Air quality deterioration episode associated with a typhoon over the complex topographic environment in central Taiwan

Air pollution is typically at its lowest in Taiwan during summer. The mean concentrations of PM10, PM2.5, and daytime ozone (08:00–17:00 LST) during summer (June–August) over central Taiwan were 35–40 µg m−3, 18–22 µg m−3, and 30–42 ppb, respectively, between 2004 and 2019. Sampling analysis revealed that the contribution of organic carbon (OC) to PM2.5 could have exceeded 30 % in urban and inland mountain sites during July in 2017 and 2018. Frequent episodes of air quality deterioration occur over the western plains of Taiwan when an easterly typhoon circulation interacts with the complex topographic structure of the island.

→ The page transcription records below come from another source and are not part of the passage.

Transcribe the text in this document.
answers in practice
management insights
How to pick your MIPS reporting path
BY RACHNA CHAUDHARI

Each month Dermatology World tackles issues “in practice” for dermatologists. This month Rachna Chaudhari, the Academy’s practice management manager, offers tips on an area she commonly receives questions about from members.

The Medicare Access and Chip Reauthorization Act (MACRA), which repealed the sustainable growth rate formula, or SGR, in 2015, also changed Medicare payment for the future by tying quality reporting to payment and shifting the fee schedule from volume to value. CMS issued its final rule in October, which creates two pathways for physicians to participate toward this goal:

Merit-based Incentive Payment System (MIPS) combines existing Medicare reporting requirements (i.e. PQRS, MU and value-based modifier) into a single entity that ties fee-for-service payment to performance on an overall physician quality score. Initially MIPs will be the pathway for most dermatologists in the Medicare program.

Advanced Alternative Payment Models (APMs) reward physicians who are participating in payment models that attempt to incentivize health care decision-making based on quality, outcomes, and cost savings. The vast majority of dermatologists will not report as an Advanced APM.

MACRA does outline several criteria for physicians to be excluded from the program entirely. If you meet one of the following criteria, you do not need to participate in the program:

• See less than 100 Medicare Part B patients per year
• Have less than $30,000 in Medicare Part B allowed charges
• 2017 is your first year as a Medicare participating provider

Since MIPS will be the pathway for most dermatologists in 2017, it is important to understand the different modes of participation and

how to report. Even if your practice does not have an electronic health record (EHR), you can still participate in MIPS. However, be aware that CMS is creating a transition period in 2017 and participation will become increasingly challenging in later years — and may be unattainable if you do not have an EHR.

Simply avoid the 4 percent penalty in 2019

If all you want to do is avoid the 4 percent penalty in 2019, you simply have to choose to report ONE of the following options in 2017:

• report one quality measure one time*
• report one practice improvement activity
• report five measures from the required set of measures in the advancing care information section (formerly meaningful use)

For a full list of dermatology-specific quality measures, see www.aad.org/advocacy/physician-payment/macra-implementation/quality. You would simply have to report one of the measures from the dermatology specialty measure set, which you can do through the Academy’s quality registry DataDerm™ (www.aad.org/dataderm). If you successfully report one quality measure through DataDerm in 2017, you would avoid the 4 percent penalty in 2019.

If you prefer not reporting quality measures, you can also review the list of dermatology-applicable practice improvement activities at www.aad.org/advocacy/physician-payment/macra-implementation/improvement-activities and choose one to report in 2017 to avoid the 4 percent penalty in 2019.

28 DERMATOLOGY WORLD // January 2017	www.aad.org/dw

We explored an episode of air quality deterioration that was associated with a typhoon between 15 and 17 July 2018 using the Weather Research Forecasting with Chemistry (WRF-Chem) model. The results indicated that the continual formation of low-pressure systems or typhoons in the area between Taiwan and Luzon island in the Philippines provided a strong easterly ambient flow, which lasted for an extended period between 15 and 17 July. The interaction between the easterly flow and Taiwan's Central Mountain Range (CMR) resulted in stable weather conditions and weak wind speed in western Taiwan during the study period. Numerical modeling also indicated that a lee side vortex easily formed, and the wind direction could have changed from southwesterly to northwesterly over central Taiwan because of the interaction between the typhoon circulation and the CMR. The northwesterly wind coupled with a sea breeze was conducive to the transport of air pollutants from the coastal upstream industrial and urban areas to the inland area. The dynamic process for the wind direction changed given a reasonable explanation for why the observed SO42- became the major contributor to PM2.5 during the episode. SO42- contribution proportions (%) to PM2.5 at the coastal, urban, and mountain sites were 9.4 µg m−3 (30.5 %), 12.1 µg m−3 (29.9 %), and 11.6 µg m−3 (29.7 %), respectively. Moreover, the variation of the boundary layer height had a strong effect on the concentration level of both PM2.5 and ozone. The lee vortex and land–sea breeze, as well as the boundary layer development, were the key mechanisms in air pollutant accumulation and transport. As typhoons frequently occur around Taiwan during summer and fall, their effect on the island's air quality merits further research attention.